Complications of Lumbar Drainage
As an invasive procedure, the placement of lumbar drains can entail a number of complications, which, though usually minor, can cause the patient significant distress. In 2011, Ransom and colleagues10 explored the complications caused by lumbar drain placements in 65 patients from their center, concluding them to be more frequent and morbid than post-operative leaks. They reported a complication rate of 12.3% with a total of 10 additional days of hospital stay including readmissions and a prolonged in-patient course. While persistent CSF leakage causing spinal headache was the commonest amongst all, other complications included accidental overdrainage, retained catheter tip prompting open removalof the fragments, and worsening pneumocephalus due to inappropriate opening of the drain. In the study by Zhan et al., 8investigating the management of outcomes of postoperative leaks with lumbar drain placement, 2 patients in the LD group developed meningitis, compared to one in the control group, thus leading to an overall statistically insignificant difference between the two management strategies. In a comprehensive study evaluating risk factors for meningitis with three kinds of cerebrospinal fluid drains, Hussein et al., 11 documented the incidence of meningitis to be12%. Out of the 437 drains placed, 92 were LDs, with CSF leak forming 3.9% of the total indications for CSF drainage. Persistent CSF leakage present before catheter insertion was a statistically significant risk factor (p <0.029), others being diabetes mellitus, drain days, and drain opening. Significant association of infection was also seen with the type of drain (p <0.007), where lumbar drains had a lower rate of infections than external ventricular drains, but a higher risk than ICP catheter.

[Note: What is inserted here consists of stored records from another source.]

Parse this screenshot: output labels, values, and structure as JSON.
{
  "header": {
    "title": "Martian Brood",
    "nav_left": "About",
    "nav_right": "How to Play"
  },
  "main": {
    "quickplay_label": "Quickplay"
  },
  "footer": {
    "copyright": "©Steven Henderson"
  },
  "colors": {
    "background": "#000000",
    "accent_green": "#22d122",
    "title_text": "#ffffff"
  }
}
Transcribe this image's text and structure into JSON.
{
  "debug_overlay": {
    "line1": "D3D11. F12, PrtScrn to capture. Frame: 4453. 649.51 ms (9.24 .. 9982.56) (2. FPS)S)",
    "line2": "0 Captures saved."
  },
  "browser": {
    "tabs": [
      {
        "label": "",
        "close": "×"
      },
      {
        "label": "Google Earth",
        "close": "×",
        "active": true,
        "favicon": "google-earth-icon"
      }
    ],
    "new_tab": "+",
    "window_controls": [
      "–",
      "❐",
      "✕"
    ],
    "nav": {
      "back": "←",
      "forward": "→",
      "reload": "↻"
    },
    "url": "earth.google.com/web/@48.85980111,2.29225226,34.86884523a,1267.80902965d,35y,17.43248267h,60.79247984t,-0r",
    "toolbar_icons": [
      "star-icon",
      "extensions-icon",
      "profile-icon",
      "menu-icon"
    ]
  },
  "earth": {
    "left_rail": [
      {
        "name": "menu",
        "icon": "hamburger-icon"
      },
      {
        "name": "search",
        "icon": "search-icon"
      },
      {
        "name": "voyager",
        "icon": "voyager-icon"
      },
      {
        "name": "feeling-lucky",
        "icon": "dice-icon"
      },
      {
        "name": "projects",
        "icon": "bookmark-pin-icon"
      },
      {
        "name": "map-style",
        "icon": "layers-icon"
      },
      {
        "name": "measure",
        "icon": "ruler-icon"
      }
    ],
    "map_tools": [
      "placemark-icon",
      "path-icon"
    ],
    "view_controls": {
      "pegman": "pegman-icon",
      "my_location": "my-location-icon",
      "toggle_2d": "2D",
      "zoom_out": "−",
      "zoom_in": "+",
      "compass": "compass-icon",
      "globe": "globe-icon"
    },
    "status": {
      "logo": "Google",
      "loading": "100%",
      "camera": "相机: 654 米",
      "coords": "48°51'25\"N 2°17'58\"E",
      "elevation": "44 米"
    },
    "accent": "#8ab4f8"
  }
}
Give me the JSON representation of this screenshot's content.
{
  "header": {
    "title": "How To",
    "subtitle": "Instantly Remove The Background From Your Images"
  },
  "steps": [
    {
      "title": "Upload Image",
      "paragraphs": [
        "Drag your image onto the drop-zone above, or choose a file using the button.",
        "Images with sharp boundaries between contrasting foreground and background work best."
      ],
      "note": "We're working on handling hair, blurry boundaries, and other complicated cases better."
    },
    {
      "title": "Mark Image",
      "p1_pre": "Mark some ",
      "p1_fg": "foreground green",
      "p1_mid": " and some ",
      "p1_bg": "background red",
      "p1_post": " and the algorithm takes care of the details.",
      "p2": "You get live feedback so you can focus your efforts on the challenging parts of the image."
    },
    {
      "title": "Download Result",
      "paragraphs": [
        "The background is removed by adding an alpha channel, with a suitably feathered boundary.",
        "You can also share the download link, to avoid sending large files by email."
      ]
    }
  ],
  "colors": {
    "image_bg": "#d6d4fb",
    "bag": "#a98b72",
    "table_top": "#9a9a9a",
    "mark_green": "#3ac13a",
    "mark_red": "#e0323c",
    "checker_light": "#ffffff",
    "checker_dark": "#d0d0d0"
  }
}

While findings in the earlier works suggest otherwise, recent studies have not shown encouraging results with the use of peri-operative LDs in TSS for pituitary adenomas, in preventing CSF leaks or improving tumour removal. With multiple studies reporting potential patient indisposition and subsequently increased healthcare costs with its use, we advise judicious use of lumbar drains restricted to the most high-risk patients.